L'utilisation du procédé hydrothermal pour la synthèse de poudres de LiCoO2 a été motivée par la nécessité d'effectuer des recuits à haute température (> 800°C) lors de la synthèse par voie solide. La voie hydrothermale permet de s'affranchir de cette étape de recuit et d'obtenir des poudres fines (de 50 à 200 nm) et homogènes à des températures beaucoup plus basses, entre 160 et 200°C [111-114]. La synthèse est réalisée dans une enceinte autoclave et les précurseurs sont un sel ou un hydroxyde de cobalt (Co(OH)2 [111], CoCl2 [112, 114], Co(NO3)2 [113]) dissous dans une solution très alcaline d'hydroxyde de lithium LiOH (3 à 12 mol.L-1).

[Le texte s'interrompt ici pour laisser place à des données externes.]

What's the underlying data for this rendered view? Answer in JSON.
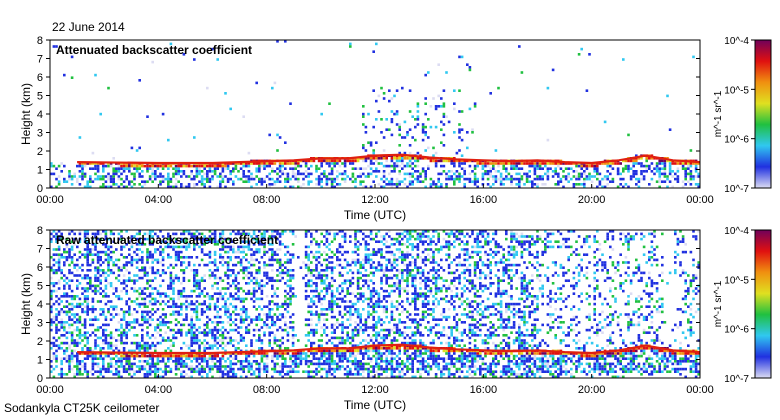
{
  "figure": {
    "date": "22 June 2014",
    "station": "Sodankyla CT25K ceilometer"
  },
  "colors": {
    "scale": [
      "#dcdcf2",
      "#2030e0",
      "#30c8f0",
      "#20c040",
      "#e0e020",
      "#f09010",
      "#e01010",
      "#70005a"
    ],
    "cloud": "#e02010",
    "background": "#ffffff"
  },
  "chart_data": [
    {
      "type": "heatmap",
      "title": "Attenuated backscatter coefficient",
      "xlabel": "Time (UTC)",
      "ylabel": "Height (km)",
      "xticks": [
        "00:00",
        "04:00",
        "08:00",
        "12:00",
        "16:00",
        "20:00",
        "00:00"
      ],
      "xlim_hours": [
        0,
        24
      ],
      "yticks": [
        0,
        1,
        2,
        3,
        4,
        5,
        6,
        7,
        8
      ],
      "ylim": [
        0,
        8
      ],
      "colorbar": {
        "labels": [
          "10^-4",
          "10^-5",
          "10^-6",
          "10^-7"
        ],
        "unit": "m^-1 sr^-1"
      },
      "cloud_base_km": [
        [
          1.0,
          1.4
        ],
        [
          4.0,
          1.35
        ],
        [
          6.0,
          1.35
        ],
        [
          8.0,
          1.45
        ],
        [
          9.0,
          1.5
        ],
        [
          10.0,
          1.6
        ],
        [
          11.0,
          1.6
        ],
        [
          12.0,
          1.75
        ],
        [
          13.0,
          1.8
        ],
        [
          14.0,
          1.65
        ],
        [
          15.0,
          1.55
        ],
        [
          16.0,
          1.5
        ],
        [
          17.0,
          1.45
        ],
        [
          18.0,
          1.5
        ],
        [
          19.0,
          1.4
        ],
        [
          20.0,
          1.35
        ],
        [
          21.0,
          1.5
        ],
        [
          22.0,
          1.75
        ],
        [
          23.0,
          1.5
        ],
        [
          24.0,
          1.4
        ]
      ]
    },
    {
      "type": "heatmap",
      "title": "Raw attenuated backscatter coefficient",
      "xlabel": "Time (UTC)",
      "ylabel": "Height (km)",
      "xticks": [
        "00:00",
        "04:00",
        "08:00",
        "12:00",
        "16:00",
        "20:00",
        "00:00"
      ],
      "xlim_hours": [
        0,
        24
      ],
      "yticks": [
        0,
        1,
        2,
        3,
        4,
        5,
        6,
        7,
        8
      ],
      "ylim": [
        0,
        8
      ],
      "colorbar": {
        "labels": [
          "10^-4",
          "10^-5",
          "10^-6",
          "10^-7"
        ],
        "unit": "m^-1 sr^-1"
      },
      "cloud_base_km": [
        [
          1.0,
          1.4
        ],
        [
          4.0,
          1.35
        ],
        [
          6.0,
          1.35
        ],
        [
          8.0,
          1.45
        ],
        [
          9.0,
          1.5
        ],
        [
          10.0,
          1.6
        ],
        [
          11.0,
          1.6
        ],
        [
          12.0,
          1.75
        ],
        [
          13.0,
          1.8
        ],
        [
          14.0,
          1.65
        ],
        [
          15.0,
          1.55
        ],
        [
          16.0,
          1.5
        ],
        [
          17.0,
          1.45
        ],
        [
          18.0,
          1.5
        ],
        [
          19.0,
          1.4
        ],
        [
          20.0,
          1.35
        ],
        [
          21.0,
          1.5
        ],
        [
          22.0,
          1.75
        ],
        [
          23.0,
          1.5
        ],
        [
          24.0,
          1.4
        ]
      ]
    }
  ]
}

L'action de la base LiOH peut être renforcée par l'ajout d'une base forte de type KOH ou NaOH [112] et/ou d'un agent oxydant de type peroxyde d'hydrogène H2O2 [113, 114]. En l'absence d'additif oxydant, la réaction d'oxydation semble avoir lieu grâce à l'oxygène du ciel gazeux de l'enceinte autoclave. L'obtention d'une bonne cristallisation nécessite des temps de synthèse généralement longs de 5 à 48h. Burukhin et al. [113] rapportent l'obtention de LiCoO2 pur à 150°C avec un temps de synthèse de 30mn mais le matériau présente des propriétés médiocres et les meilleurs matériaux sont obtenus à 230°C pendant 6h. Plusieurs groupes [113, 114] rapportent l'utilisation d'un agent oxydant de type peroxyde d'hydrogène H2O2. Qian et al. [114] ont montré que l'augmentation de H2O2 tend à favoriser la formation d'une phase

LiCoO2 sans impureté de type oxyde Co3O4. Ils ont aussi montré qu'une augmentation de

la température de 160°C à 200°C tend à limiter la présence d'impuretés Co3O4 jusqu'à obtenir une phase pure à 200°C. Cependant, au-delà de 200°C, l'impureté de Co3O4

réapparait. Ils attribuent ce phénomène à l'augmentation de la pression dans l'enceinte autoclave, induit par l'augmentation de la température. Une pression plus importante tendrait à stabiliser des phases plus compactes comme le Co3O4 plutôt que des phases

étendues avec un paramètre de maille selon l'axe c important comme le LiCoO2. Chang et

al. [115] s'affranchissent du paramètre pression et rapportent la synthèse de poudre de LiCoO2 en température (de 130 à 200°C) en utilisant un montage à reflux sous O2. Néanmoins, les temps de synthèse sont longs (obtention d'une phase sans impuretés après 48h) et les performances électrochimiques restent insuffisantes (conservation de la capacité de seulement 38 % à 100 cycles). A l'inverse, Shin et al. [116] ont rapporté des résultats sur une synthèse très rapide (de l'ordre de la minute) en travaillent en fluide supercritique. Cependant, cette technique nécessite d'atteindre des pressions de l'ordre de 300 bars et des températures de 400°C ce qui semble difficilement transposable en milieu industriel.